Di lantai dua, Kairo yang lagi serius nulis laporan langsung refleks lari turun. Mukanya pucat, dikira ada maling masuk rumah atau adiknya kesurupan.
"NGAPAIN SIH DEK?! Kayak orang kesurupan beneran! Bikin jantung kakak hampir copot!"Yuki buru-buru berdiri tegak, pura-pura kalem. Tangannya masih menggenggam ponsel erat, wajahnya semerah tomat.
"Yaelah, Kak... udah deh, masuk lagi sana. Aku cuma lagi seneng doang."Kairo menyipitkan mata penuh kecurigaan. "Seneng? Seneng apaan? Jangan bilang... ini ada hubungannya sama Arga?"
Yuki langsung batuk-batuk pura-pura. "Ekhm... aku belajar dulu ya Kak, jangan diganggu."
Kairo mendengus, "Curiga gue makin bener ini..." sambil kembali naik tangga, tapi langkahnya berat penuh tanda tanya.
Yuki kembali duduk manis di depan meja, buku soal terbuka, pensil di tangan. Kali ini wajahnya berseri-seri kayak habis dapat diskon gede di toko online.
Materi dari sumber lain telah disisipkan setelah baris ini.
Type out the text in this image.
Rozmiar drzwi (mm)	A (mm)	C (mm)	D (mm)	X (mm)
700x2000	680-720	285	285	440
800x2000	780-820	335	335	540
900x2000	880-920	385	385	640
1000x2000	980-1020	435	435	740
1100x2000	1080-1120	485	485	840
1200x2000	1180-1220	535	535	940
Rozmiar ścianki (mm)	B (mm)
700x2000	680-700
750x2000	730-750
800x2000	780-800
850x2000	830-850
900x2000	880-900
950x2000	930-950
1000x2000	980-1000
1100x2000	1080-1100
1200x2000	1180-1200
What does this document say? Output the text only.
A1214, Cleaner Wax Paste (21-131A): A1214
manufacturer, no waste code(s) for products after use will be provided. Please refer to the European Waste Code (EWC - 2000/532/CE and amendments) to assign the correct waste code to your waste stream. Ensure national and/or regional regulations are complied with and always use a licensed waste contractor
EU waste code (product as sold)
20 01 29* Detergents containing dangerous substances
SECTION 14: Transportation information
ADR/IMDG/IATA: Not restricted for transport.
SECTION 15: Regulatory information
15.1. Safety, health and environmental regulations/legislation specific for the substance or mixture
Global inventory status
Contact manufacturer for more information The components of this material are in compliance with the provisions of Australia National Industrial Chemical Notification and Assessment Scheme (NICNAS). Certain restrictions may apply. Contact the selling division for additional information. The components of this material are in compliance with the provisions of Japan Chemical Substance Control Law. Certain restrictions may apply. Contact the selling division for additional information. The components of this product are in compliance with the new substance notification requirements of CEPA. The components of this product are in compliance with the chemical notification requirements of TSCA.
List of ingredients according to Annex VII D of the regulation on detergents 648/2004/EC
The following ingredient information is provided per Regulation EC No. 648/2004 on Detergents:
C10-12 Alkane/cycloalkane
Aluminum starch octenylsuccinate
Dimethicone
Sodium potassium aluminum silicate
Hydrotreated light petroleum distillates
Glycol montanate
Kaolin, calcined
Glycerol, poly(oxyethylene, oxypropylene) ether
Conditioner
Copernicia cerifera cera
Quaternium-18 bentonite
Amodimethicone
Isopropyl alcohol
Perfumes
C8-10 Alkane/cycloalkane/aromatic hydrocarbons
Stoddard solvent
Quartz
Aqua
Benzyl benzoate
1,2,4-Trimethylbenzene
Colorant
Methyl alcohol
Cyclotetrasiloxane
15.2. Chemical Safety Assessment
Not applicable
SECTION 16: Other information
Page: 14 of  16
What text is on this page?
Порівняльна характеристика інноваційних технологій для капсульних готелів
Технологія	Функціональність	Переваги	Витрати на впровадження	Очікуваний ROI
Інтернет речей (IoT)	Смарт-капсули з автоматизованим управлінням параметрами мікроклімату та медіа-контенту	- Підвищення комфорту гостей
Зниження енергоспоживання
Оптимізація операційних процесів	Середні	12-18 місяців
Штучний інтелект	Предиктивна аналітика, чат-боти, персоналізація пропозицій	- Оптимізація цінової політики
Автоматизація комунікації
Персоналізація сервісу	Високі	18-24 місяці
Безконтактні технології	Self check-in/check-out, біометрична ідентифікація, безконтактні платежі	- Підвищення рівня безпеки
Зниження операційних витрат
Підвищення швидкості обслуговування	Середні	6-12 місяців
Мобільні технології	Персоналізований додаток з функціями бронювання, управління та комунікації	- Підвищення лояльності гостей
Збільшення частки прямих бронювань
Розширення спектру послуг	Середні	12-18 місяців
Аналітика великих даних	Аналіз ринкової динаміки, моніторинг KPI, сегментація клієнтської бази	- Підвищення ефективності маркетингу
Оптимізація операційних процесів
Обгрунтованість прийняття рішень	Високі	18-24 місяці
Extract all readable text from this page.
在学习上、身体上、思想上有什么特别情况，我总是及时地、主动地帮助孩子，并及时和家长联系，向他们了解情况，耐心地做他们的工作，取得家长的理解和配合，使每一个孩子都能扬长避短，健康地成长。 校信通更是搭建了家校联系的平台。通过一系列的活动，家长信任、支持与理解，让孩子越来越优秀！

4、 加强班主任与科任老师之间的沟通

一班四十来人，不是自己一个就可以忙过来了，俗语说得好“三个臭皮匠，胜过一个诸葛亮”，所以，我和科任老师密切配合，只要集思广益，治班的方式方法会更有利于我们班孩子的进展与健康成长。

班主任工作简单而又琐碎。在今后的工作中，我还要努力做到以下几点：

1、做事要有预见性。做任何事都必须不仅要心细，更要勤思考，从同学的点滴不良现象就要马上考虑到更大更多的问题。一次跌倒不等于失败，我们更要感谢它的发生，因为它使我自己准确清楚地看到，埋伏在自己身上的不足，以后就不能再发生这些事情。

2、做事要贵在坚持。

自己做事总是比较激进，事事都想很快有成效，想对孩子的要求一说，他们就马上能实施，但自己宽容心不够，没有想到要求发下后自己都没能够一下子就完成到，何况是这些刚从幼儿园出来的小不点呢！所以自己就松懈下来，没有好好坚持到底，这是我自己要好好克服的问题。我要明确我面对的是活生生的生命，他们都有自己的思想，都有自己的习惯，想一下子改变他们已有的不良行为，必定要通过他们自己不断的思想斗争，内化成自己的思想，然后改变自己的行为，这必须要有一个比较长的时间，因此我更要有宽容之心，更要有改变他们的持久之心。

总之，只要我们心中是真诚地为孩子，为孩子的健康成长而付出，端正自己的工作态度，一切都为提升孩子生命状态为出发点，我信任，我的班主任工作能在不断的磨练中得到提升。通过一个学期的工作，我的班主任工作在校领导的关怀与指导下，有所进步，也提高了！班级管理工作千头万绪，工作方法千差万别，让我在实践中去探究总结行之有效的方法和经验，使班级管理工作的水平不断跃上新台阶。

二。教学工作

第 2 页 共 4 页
Dengan semangat membara, ia mulai menjawab soal demi soal. Dan entah kenapa, semuanya terasa gampang banget. Rumus matematika yang biasanya bikin dia pengin nangis, sekarang bisa meluncur mulus.
"Wih, gampang bener! Kayak mie instan rasa original," gumam Yuki sambil menulis cepat.
Energi perempuan yang lagi klepek-klepek karena cowok ganteng tuh emang beda. Otak Yuki mendadak encer, kayak mendadak upgrade RAM. Semua hambatan seolah bisa ditrobos dengan mudah.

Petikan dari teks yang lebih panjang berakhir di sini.